Interior: The north tower has a 13th-century quadripartite vault to the ground floor with thick chamfered ribs springing from slender shafts set in corners, with wall ribs forming pointed arches between. The two east shafts are missing. A south doorway with pointed arch springs from a rectangular east pier with plain abacus; the west side of this doorway was blocked in connection with the 14th-century chancel arch.
Two bays form an arcade between the chancel and south chapel, with pointed arches and chamfer-stopped rectangular piers on square stepped bases with undercut capitals surmounted by roll and hollow string. The nave has three bays; the south arcade dates to the early 14th century with octagonal piers with moulded capitals and bases and double-chamfered arches, while the north arcade is shorter, abutting the north tower, raised, and similar in design but probably late 14th century.
Various arches span openings: plain-chamfered three-centred arches to the west of the south chapel (14th century), a double-chamfered chancel arch (14th century), a chamfered west arch to the north chapel (14th century), and a tower arch with attached columns (15th century). Small 15th-century doorways with hollow chamfer, pointed arch and broach stops contain 15th-century ribbed and traceried doors serving the north and south rood-loft stairs and west tower stair turret. Upper rood-loft doors exist to the south and very high up in the south wall of the north tower.
The chancel and south chapel have 19th-century roofs. The nave retains a 15th-century crown-post roof, restored. The aisles have moulded side-purlin lean-to roofs.

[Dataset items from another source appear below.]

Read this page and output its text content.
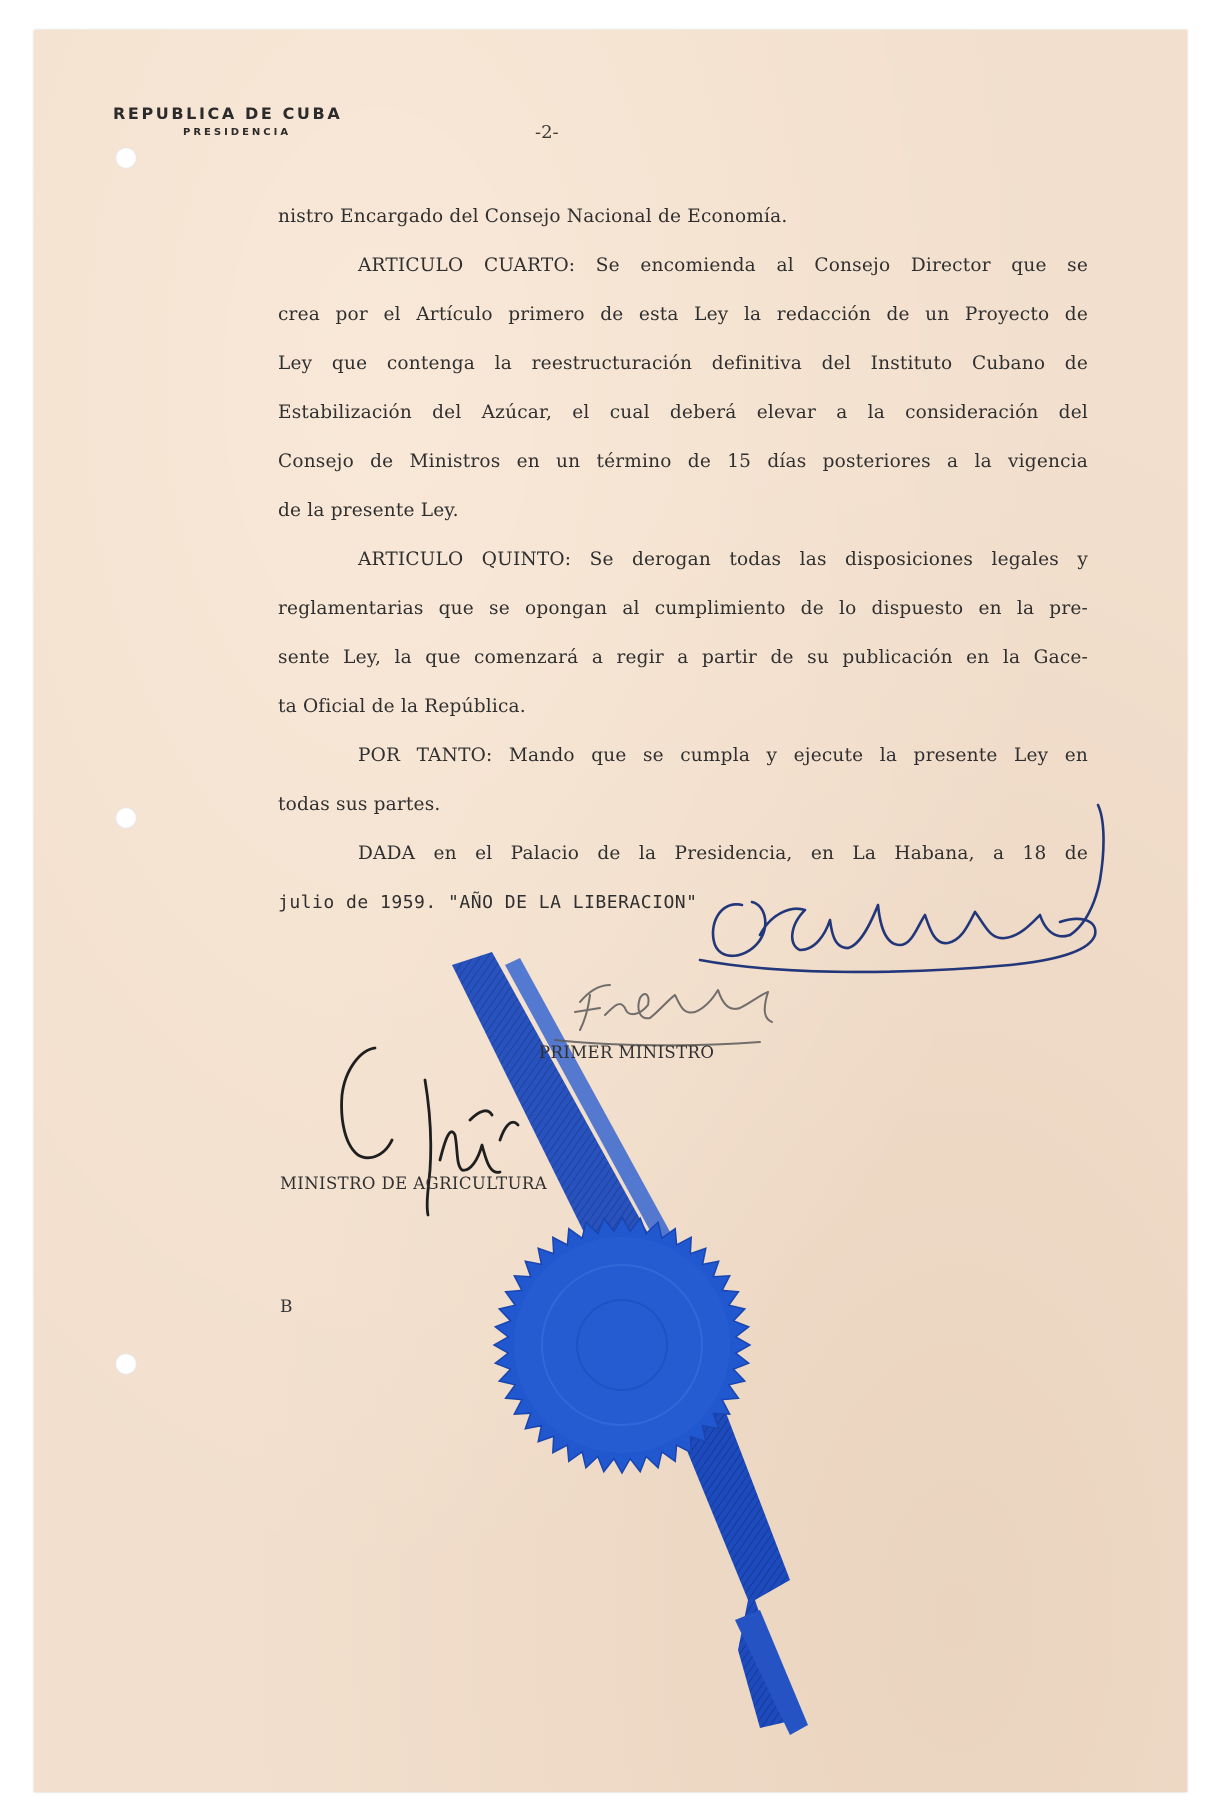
REPUBLICA DE CUBA
PRESIDENCIA	-2-
nistro Encargado del Consejo Nacional de Economía.
ARTICULO CUARTO: Se encomienda al Consejo Director que se
crea por el Artículo primero de esta Ley la redacción de un Proyecto de
Ley que contenga la reestructuración definitiva del Instituto Cubano de
Estabilización del Azúcar, el cual deberá elevar a la consideración del
Consejo de Ministros en un término de 15 días posteriores a la vigencia
de la presente Ley.
ARTICULO QUINTO: Se derogan todas las disposiciones legales y
reglamentarias que se opongan al cumplimiento de lo dispuesto en la pre-
sente Ley, la que comenzará a regir a partir de su publicación en la Gace-
ta Oficial de la República.
POR TANTO: Mando que se cumpla y ejecute la presente Ley en
todas sus partes.
DADA en el Palacio de la Presidencia, en La Habana, a 18 de
julio de 1959. "AÑO DE LA LIBERACION"
PRIMER MINISTRO
MINISTRO DE AGRICULTURA
B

The church contains fittings of considerable importance. A finely-carved and possibly restored late 12th-century font of Bethersden marble features a chevron-decorated stem and large rope motif to the bowl, described as "one of the finest Norman fonts in the country". Piscinae appear in the south wall of the chancel and the east wall of the ground floor of the north tower. Aumbries are set in the east wall of the chancel. A 13th-century moulded string-course runs along the chancel. Patterned medieval encaustic floor tiles survive in the chancel. A 15th-century traceried screen separates nave and chancel, with further fragments in the south chapel, restored and added to in 1885. A 17th-century communion rail features moulded rail and turned balusters, possibly restored. A Royal Coat of Arms dated 1795 hangs over the south door, and a large Benefactors Board of 1805 is mounted on the south wall.
The monuments are significant. A matrix of brass survives in the floor of the east end of the chancel. In the south chapel, a 14th-century ogee-headed tomb recess with crocketted pinnacles stands in the south wall. Above it is a wall monument to Sir Edwyn Stede Knight, Lieutenant Governor of Barbados, died 1695, erected 1715 by James Hardy. The tablet is surmounted by skulls and a cherub's head, with a base carved with flowers and cherubs' heads. Side panels feature elongated scrolls with foliage springing upward towards Composite capitals. Slightly projecting twisted columns separate the side panels and tablet, also with Composite capitals. A moulded frieze projects over the columns and is surmounted by an open pediment containing an escutcheon. A table tomb partly let into a recess in the south wall commemorates William Stede, died 1574, with moulded plinth and plain cornice to lid and inscription in recess. Two wall monuments stand above: a tablet to Constance Stede, died 1714, also by Hardy but plainer than that to Sir Edwyn Stede, and a brass set in moulded stone to Susanna Partieriche, died 1603, showing a woman and children kneeling on a paved floor in perspective, with three shields above. On the east wall, a large memorial to Charlotte Baldwin, died 1788, features a rectangular tablet with fluted border and striated side panels, moulded cornice with two vases, and a very tall grey obelisk above. Below this is a tablet to William Baldwin, died 1839, with a white marble sarcophagus in low relief on a larger black marble panel.